Écriture[modifier | modifier le code]

Foucault a écrit en 1954 un premier ouvrage avec une thématique proche, Maladie mentale et psychologie. Histoire de la folie a été rédigé essentiellement à Uppsala en Suède, ville où Michel Foucault avait un poste d'enseignant de français depuis 1955. Il avait accès à la bibliothèque Carolina Rediviva où il a puisé l'essentiel de sa documentation[1] . Le directeur pressenti était Stirn Lindroth, professeur d'histoire des idées et des sciences de l'université de la même ville mais celui-ci rejeta le travail présenté. L'ouvrage est achevé à Cracovie et c'est finalement Georges Canguilhem et Daniel Lagache qui acceptent d'en être les rapporteurs.

Idées principales[modifier | modifier le code]

Une exclusion en remplace une autre[modifier | modifier le code]

Foucault commence par une analyse au Moyen Âge, notant notamment comment les lépreux furent parqués hors de la société des vivants.
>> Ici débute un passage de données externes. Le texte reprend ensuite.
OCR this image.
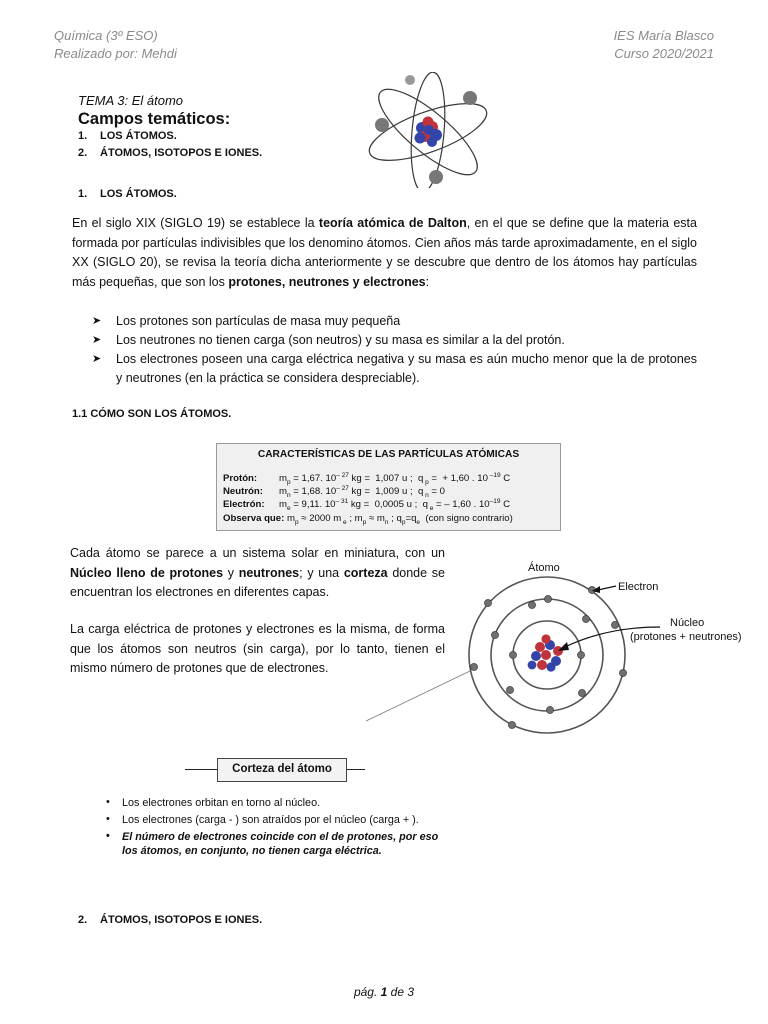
Química (3º ESO)
Realizado por: Mehdi
IES María Blasco
Curso 2020/2021
TEMA 3: El átomo
Campos temáticos:
1. LOS ÁTOMOS.
2. ÁTOMOS, ISOTOPOS E IONES.
1. LOS ÁTOMOS.
En el siglo XIX (SIGLO 19) se establece la teoría atómica de Dalton, en el que se define que la materia esta formada por partículas indivisibles que los denomino átomos. Cien años más tarde aproximadamente, en el siglo XX (SIGLO 20), se revisa la teoría dicha anteriormente y se descubre que dentro de los átomos hay partículas más pequeñas, que son los protones, neutrones y electrones:
➤ Los protones son partículas de masa muy pequeña
➤ Los neutrones no tienen carga (son neutros) y su masa es similar a la del protón.
➤ Los electrones poseen una carga eléctrica negativa y su masa es aún mucho menor que la de protones y neutrones (en la práctica se considera despreciable).
1.1 CÓMO SON LOS ÁTOMOS.
CARACTERÍSTICAS DE LAS PARTÍCULAS ATÓMICAS
Protón: $m_p = 1,67$. $10^{- 27}$ kg =  1,007 u ;  q $_p$ =  + 1,60 . 10 $^{-19}$ C
Neutrón: $m_n = 1,68$. $10^{- 27}$ kg =  1,009 u ;  q $_n$ = 0
Electrón: $m_e = 9,11$. $10^{- 31}$ kg =  0,0005 u ;  q $_e$ = – 1,60 . $10^{-19}$ C
Observa que: $m_p \approx 2000$ m $_e$ ; $m_p \approx m_n$ ; $q_p=q_e$  (con signo contrario)
Cada átomo se parece a un sistema solar en miniatura, con un Núcleo lleno de protones y neutrones; y una corteza donde se encuentran los electrones en diferentes capas.
La carga eléctrica de protones y electrones es la misma, de forma que los átomos son neutros (sin carga), por lo tanto, tienen el mismo número de protones que de electrones.
Átomo
Electron
Núcleo
(protones + neutrones)
Corteza del átomo
• Los electrones orbitan en torno al núcleo.
• Los electrones (carga - ) son atraídos por el núcleo (carga + ).
• El número de electrones coincide con el de protones, por eso los átomos, en conjunto, no tienen carga eléctrica.
2. ÁTOMOS, ISOTOPOS E IONES.
pág. 1 de 3
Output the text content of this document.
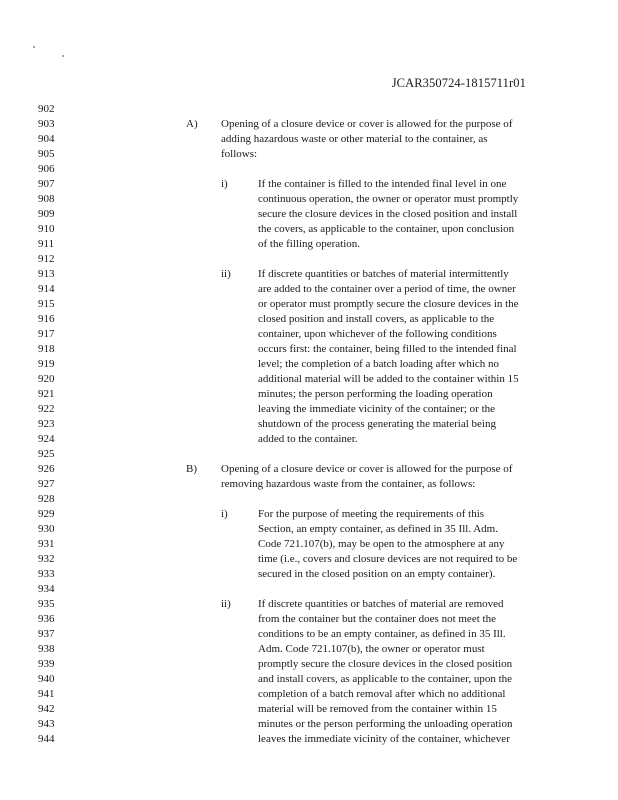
JCAR350724-1815711r01
902
903
904
905
906
907
908
909
910
911
912
913
914
915
916
917
918
919
920
921
922
923
924
925
926
927
928
929
930
931
932
933
934
935
936
937
938
939
940
941
942
943
944
A) Opening of a closure device or cover is allowed for the purpose of
adding hazardous waste or other material to the container, as
follows:
i)	If the container is filled to the intended final level in one
continuous operation, the owner or operator must promptly
secure the closure devices in the closed position and install
the covers, as applicable to the container, upon conclusion
of the filling operation.
ii) If discrete quantities or batches of material intermittently
are added to the container over a period of time, the owner
or operator must promptly secure the closure devices in the
closed position and install covers, as applicable to the
container, upon whichever of the following conditions
occurs first: the container, being filled to the intended final
level; the completion of a batch loading after which no
additional material will be added to the container within 15
minutes; the person performing the loading operation
leaving the immediate vicinity of the container; or the
shutdown of the process generating the material being
added to the container.
B) Opening of a closure device or cover is allowed for the purpose of
removing hazardous waste from the container, as follows:
i)	For the purpose of meeting the requirements of this
Section, an empty container, as defined in 35 Ill. Adm.
Code 721.107(b), may be open to the atmosphere at any
time (i.e., covers and closure devices are not required to be
secured in the closed position on an empty container).
ii) If discrete quantities or batches of material are removed
from the container but the container does not meet the
conditions to be an empty container, as defined in 35 Ill.
Adm. Code 721.107(b), the owner or operator must
promptly secure the closure devices in the closed position
and install covers, as applicable to the container, upon the
completion of a batch removal after which no additional
material will be removed from the container within 15
minutes or the person performing the unloading operation
leaves the immediate vicinity of the container, whichever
Il y eut, peut-être jusqu'à 19 000 léproseries à travers la chrétienté, cette précision se basant sur Matthieu Paris. Cette question amène à se demander que deviendront les léproseries, une fois la lèpre disparue : « (…) ces structures resteront. Dans les mêmes lieux souvent les jeux de l'exclusion se retrouveront, étrangement semblables deux ou trois siècles plus tard ».
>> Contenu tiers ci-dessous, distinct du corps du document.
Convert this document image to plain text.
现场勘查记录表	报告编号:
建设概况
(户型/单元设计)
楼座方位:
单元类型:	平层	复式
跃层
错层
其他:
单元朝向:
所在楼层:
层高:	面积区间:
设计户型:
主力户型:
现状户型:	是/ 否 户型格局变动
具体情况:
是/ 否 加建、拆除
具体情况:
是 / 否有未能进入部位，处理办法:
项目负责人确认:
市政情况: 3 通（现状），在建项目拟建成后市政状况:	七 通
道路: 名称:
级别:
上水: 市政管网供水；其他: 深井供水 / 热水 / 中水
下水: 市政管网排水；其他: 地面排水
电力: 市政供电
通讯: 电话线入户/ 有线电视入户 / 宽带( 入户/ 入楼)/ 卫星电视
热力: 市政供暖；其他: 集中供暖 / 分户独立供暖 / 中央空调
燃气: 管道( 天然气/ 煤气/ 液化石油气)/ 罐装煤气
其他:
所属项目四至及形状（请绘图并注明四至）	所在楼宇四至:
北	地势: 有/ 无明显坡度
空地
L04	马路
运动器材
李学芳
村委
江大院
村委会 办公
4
À partir de là il trace une histoire de l'idée de maladie mentale au XVe siècle, et de l'intérêt accru pour l'emprisonnement au XVIIe siècle en France. Un repère est donné : c'est la fondation par un décret, en 1656, d'un « hôpital général », qui servira de lieu d'internement pour des fous, mais aussi des pauvres, des criminels. Le lieu sera à la fois vecteur de répression et de charité. Toutes ces « confusions » posent donc question.

L'internement des fous, hérétiques, criminels et libertins[modifier | modifier le code]

Bientôt cependant (Première partie, chapitre III) des précisions sont données. Il y eut bien des lieux réservés aux seuls fous : l'Hôtel-Dieu accueillera seulement des aliénés, Bethlem à Londres n'accueillera que des « lunatiques », bien que par ailleurs les « fous », les « furieux » soient mélangés, confondus avec d'autres internés, jusqu'en prison[2].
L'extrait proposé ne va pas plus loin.